When I sat down, I immediately felt fear and confusion. He ordered me to rest my chin on some sort of contraption that held my eye open. Without washing his hands, the doctor proceeded to touch my eye with his bare hands. Why does this always happen?
As he flipped my eyelid inside out, he was able to take a close up image of the stye.
“As you can see, this is a very serious eye disease. This could have been treated Saturday or Sunday, but today it is too late.”
“So what do you suggest I do?” I asked with fear in my voice.
“This is a very serious issue. It cannot be treated with medicine or antibiotics. This is a disease. We need to do a surgery today.”
I immediately felt myself getting angry.
“Sir, I would just like some antibiotics, ointment and eye drops. After it is all finished, if it’s not gone, then we can discuss surgery. This is just a stye, it is not a disease.”
“This is not to be taken lightly. This disease is serious. We need something done immediately.”
After another minute or so of me attempting to logically explain the situation (a true feat in Korea), the doctor gave in to my request.
“This will not work, but I will write anyway,” he muttered as he handed me the prescriptions.
As I waited in the pharmacy, a wave of anger swooped me up and held me hostage for the rest of the day. While I know the healthcare system in America has many of its own flaws, I have never felt as scared as I have when I go to Korean doctors. Doctors are supposed to form relationships with their patients and walk them through their treatment options calmly and informatively, not terrorize them and pressure them into ridiculous situations.
As if that hoopla wasn’t enough, the Korean staff gasped and told me that I looked “horrible” as soon as I returned to work. While my coworkers are genuinely nice people, it’s another one of those aspects of Korean culture I just haven’t grown accustomed to. Throughout the day, the Korean staff continued to question why I had a hot pack on my eye and reminded me constantly that it could be “very dangerous,” which made me more angry. In addition, they were genuinely interested as to why I did not immediately opt for the surgical route.
By the end of the day, the condition of my eye improved significantly. And, as predicted, my eye was able to open up completely after just three days of using the medicated eye drops.
When I get this frustrated with Korea, I find it absolutely impossible to remove myself from a rut from time to time. I’m sure I’m not alone with this sentiment, but I’m not sure I am able to handle the frustration in the best way possible. I know it’s always peaks and valleys, ups and downs, highs and lows, tomatoes and tomahtoes, but I wish I could stop these types of situations from affecting me so much.

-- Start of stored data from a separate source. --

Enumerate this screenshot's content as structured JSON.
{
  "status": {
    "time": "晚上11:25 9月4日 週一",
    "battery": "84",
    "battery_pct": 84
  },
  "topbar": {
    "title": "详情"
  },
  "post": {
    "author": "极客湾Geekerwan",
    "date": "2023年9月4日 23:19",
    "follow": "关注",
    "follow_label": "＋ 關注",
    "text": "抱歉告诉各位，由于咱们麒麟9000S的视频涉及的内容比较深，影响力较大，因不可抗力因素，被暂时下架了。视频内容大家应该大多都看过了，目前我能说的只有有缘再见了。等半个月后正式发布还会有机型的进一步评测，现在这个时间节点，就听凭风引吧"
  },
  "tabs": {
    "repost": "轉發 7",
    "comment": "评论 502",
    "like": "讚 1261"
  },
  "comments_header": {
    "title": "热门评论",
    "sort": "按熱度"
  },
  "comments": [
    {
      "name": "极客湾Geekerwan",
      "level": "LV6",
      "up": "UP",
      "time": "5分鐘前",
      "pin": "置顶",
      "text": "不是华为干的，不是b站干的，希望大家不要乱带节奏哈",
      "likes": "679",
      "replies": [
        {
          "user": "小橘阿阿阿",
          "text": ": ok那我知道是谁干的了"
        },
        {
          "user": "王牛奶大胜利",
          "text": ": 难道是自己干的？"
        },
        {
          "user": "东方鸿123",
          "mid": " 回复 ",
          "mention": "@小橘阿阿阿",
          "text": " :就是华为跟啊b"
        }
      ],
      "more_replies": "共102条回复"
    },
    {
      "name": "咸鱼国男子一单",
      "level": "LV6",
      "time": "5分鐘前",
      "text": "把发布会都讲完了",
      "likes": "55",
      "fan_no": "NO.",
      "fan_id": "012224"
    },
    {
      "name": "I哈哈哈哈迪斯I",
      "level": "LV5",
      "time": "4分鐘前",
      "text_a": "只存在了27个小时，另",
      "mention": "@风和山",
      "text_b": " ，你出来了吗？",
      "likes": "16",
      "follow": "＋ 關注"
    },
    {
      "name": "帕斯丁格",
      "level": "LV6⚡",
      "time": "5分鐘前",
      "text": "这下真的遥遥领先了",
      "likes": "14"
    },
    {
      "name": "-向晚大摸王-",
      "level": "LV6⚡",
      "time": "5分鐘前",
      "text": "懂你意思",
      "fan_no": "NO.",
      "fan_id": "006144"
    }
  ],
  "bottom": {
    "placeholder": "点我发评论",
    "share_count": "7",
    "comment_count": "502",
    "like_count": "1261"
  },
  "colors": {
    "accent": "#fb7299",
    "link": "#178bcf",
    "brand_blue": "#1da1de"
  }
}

Was I surprised that the doctor immediately jumped to the conclusion of the surgical removal of a STYE? Not really.
Will trips to the hospital or doctor’s office always be a source of culture shock in Korea triggers as long as I’m in Korea? I hope not, but I assume so.
Was my anger justifiable? Yes.
Do I need to be better at handling this inner anger and realize that I have to let go of expectations and accept things for what they are? Yes.
Does anybody have tips for beating the culture shock blues?